Once you've settled on a few painters invite them over to see the job and get a detailed estimate from each of them. Check all inclusions. Make sure every detail is listed: preparation work, grade of paint, number of coats, primer, cleanup, definite time line for completion. Also get a detailed description of the what they include in the prep work: holes in drywall, nail holes, cleaning surfaces, etc.

6. Proof of Insurance:

painting contractors, painting estimatesThis is very important. Because if the painter, or one of the crew, falls off the roof you may be liable.

7. Gut Feeling:

You probably deal with people in other areas like your work or in volunteer organizations. Therefore you probably are a decent judge of character and have feeling when something will or won't work. This is a "gut feeling" and this will serve you the moment you first speak to the painter or meet him or her in person. Because if the communication is slightly off balance at the beginning it will not get any better. For a brief a time your painter is essential your partner, so pick a good one.
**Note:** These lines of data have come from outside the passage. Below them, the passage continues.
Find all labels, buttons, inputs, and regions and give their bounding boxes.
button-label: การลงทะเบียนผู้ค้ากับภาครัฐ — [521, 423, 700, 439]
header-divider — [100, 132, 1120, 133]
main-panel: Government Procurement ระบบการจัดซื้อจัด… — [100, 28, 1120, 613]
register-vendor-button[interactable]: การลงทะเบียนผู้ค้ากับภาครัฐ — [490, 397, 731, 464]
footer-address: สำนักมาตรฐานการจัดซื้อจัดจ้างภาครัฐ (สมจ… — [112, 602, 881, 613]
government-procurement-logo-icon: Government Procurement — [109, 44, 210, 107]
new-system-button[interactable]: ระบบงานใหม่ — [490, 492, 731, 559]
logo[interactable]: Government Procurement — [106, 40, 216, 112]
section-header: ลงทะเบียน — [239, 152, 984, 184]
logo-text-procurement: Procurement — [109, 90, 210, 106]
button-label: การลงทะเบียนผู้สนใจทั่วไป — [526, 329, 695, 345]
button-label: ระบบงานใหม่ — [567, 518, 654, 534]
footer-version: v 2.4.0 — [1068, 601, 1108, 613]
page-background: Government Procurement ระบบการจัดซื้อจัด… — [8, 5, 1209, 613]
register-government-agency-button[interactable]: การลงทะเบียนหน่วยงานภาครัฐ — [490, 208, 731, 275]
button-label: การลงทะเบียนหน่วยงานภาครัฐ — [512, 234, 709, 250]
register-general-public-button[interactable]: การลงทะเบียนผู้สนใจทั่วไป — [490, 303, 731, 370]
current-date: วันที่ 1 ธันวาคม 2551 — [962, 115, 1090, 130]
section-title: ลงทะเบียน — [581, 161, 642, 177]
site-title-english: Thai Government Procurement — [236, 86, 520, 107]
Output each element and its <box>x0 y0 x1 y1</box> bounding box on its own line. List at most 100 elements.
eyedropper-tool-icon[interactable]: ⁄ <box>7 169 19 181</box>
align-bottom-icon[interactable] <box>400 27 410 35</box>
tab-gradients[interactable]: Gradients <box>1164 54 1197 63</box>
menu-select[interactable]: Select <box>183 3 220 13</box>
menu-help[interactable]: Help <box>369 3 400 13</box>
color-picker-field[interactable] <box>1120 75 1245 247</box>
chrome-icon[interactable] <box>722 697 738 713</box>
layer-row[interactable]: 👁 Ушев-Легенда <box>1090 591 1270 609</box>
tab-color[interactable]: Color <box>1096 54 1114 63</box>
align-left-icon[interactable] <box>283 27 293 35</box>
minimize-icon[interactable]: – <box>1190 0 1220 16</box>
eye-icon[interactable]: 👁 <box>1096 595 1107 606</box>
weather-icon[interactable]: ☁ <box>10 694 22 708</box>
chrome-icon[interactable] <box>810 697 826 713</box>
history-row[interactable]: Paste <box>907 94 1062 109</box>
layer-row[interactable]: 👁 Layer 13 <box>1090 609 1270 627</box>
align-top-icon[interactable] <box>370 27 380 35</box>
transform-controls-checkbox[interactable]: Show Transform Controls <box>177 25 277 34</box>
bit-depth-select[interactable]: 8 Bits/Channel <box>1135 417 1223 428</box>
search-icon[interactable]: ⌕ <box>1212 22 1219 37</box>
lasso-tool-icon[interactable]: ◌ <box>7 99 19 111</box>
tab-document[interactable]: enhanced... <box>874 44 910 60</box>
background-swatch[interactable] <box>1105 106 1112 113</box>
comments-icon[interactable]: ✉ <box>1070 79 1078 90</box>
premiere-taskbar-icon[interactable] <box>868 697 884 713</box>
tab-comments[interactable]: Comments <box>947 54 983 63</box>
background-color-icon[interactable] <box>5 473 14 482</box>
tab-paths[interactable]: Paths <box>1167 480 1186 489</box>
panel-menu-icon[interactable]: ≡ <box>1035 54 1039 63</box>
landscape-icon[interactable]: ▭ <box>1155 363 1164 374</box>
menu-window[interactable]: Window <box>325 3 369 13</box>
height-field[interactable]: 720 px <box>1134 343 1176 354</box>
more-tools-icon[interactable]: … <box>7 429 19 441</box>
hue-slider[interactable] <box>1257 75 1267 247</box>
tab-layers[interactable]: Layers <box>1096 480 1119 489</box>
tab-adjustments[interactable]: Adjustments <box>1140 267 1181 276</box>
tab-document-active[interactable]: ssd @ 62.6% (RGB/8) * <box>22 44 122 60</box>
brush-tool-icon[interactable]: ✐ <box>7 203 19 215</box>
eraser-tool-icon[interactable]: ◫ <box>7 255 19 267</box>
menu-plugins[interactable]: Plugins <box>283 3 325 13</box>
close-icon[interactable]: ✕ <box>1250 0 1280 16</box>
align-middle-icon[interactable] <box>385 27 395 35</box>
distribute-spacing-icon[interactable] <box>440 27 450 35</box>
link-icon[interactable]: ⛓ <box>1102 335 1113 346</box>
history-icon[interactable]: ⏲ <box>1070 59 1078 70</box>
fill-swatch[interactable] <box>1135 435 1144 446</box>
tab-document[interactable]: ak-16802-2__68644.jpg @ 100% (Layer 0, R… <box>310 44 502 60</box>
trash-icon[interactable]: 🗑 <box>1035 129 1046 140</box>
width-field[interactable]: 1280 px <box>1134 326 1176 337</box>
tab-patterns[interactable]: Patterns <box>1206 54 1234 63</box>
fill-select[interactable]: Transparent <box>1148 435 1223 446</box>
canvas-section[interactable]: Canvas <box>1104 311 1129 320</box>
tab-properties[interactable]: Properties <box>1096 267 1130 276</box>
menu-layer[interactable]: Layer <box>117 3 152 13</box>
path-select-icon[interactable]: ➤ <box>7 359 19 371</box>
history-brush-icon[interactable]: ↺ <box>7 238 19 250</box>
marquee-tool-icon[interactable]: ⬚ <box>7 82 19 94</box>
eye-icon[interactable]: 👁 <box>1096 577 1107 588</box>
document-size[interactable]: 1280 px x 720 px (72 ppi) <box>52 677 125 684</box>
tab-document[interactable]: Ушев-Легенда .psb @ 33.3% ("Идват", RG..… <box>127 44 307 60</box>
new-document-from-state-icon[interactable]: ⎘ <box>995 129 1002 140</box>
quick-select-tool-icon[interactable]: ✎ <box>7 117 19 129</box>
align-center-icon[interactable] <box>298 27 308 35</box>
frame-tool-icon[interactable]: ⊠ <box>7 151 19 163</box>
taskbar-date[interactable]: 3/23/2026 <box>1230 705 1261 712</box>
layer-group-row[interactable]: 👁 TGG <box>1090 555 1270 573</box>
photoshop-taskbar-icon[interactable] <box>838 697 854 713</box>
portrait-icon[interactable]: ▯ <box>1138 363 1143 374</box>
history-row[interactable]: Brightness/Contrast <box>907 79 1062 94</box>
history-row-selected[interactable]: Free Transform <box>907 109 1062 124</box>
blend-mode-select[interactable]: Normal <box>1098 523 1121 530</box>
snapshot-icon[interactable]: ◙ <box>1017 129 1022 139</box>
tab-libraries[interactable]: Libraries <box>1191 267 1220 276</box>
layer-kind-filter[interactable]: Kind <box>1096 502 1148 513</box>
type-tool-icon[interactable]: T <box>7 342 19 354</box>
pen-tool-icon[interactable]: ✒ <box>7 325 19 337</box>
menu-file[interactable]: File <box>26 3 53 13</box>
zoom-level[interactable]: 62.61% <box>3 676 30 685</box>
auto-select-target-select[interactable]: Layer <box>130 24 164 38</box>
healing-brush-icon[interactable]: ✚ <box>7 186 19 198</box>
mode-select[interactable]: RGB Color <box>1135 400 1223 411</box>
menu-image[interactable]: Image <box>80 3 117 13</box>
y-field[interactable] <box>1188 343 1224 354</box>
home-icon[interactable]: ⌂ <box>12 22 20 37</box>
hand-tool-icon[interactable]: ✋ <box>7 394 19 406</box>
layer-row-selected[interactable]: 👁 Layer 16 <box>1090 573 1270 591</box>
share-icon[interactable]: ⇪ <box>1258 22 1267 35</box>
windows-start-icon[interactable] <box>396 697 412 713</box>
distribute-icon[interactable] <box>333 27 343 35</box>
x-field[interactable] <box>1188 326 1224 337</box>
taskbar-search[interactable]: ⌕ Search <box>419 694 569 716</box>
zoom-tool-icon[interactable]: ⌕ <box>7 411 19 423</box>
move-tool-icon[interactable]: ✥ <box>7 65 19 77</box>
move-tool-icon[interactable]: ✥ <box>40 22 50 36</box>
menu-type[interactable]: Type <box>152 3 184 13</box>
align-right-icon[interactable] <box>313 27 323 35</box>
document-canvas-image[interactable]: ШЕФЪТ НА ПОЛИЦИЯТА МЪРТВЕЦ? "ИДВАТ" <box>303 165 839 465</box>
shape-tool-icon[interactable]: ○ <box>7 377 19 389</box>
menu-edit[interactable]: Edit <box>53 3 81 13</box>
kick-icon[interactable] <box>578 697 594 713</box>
8. Down Payment: Because mixed paint is not something that can be returned to the paint store painters will require a deposit to cover the cost. But this amount should rarely be more than 20%. On a large job there could be increment payments. However, a large portion should not be paid until the last bit of cleanup is done.

9. Warranty:
A good warranty should be up to 3 years. If paint will ever come off a surface it will before this time. Get this in writing.